Guest More than 1 year ago
Well, though I am in agreement with some of the comments from the All Music Guide, I think this album is much better than the review indicates. In fact, it is a near masterpiece for the simple fact that the songs are so strong. It is somewhat over-produced in some instances, but the strength of the song-writing makes up for it. ''Alex Chilton'' is an all-out rocker that is one of the best songs Westerberg ever wrote; ''Can't Hardly Wait'' is an intriguing song when you actually take time to listen to the lyrics, mixing adrenalin with despair; ''Never Mind'' and ''Valentine'' are great, as is the garage-rock of ''IOU''. ''Skyway'' is a touching ballad that gets repeated over and over in my player.

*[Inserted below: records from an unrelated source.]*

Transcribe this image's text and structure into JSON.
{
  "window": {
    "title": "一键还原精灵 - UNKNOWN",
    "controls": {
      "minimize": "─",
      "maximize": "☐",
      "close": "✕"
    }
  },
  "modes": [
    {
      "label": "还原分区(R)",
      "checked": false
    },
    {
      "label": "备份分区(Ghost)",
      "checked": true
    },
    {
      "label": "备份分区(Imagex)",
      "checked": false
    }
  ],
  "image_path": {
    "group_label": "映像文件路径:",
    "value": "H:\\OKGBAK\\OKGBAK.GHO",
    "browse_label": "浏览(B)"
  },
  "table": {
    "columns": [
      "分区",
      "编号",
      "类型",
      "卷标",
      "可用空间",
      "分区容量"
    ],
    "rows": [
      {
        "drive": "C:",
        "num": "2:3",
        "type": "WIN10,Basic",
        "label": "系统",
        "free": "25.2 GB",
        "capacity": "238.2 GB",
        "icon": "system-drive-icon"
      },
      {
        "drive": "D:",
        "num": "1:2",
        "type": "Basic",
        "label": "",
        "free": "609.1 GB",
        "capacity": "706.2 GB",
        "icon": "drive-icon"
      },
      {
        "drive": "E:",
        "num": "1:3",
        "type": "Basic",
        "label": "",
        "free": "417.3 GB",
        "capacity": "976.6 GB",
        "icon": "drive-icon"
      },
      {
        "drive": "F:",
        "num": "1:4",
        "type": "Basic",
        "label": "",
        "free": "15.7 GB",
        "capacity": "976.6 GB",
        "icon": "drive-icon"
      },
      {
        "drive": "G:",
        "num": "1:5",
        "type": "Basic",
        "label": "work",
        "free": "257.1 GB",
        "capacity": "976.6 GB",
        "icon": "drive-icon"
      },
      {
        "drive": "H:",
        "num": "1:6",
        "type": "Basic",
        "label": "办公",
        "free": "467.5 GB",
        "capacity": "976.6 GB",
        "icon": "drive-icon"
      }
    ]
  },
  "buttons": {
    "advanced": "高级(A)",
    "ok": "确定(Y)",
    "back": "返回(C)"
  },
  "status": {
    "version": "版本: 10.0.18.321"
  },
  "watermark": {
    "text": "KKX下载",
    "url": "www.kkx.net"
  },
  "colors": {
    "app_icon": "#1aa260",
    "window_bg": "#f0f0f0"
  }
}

This is The Replacements last great release before they imploded, and a testament that there were great albums by bands other than U2 and REM in the '80s that have withstood the test of time.
Guest More than 1 year ago
I read the reviews appearing here and I gotta say - WHAT DO YOU MORONS WANT? "Duh, overproduced... duh, reveals too much... glurp, doesn't rock hard enough... murp..." Compared to most of its contemporary releases and, like, 99.9% of anything released today this album is a bonerfide Klassic, flaws and all (yes, Virginia, EVERYTHING is flawed, so you point out what's good). So, go download it for free and listen to it already.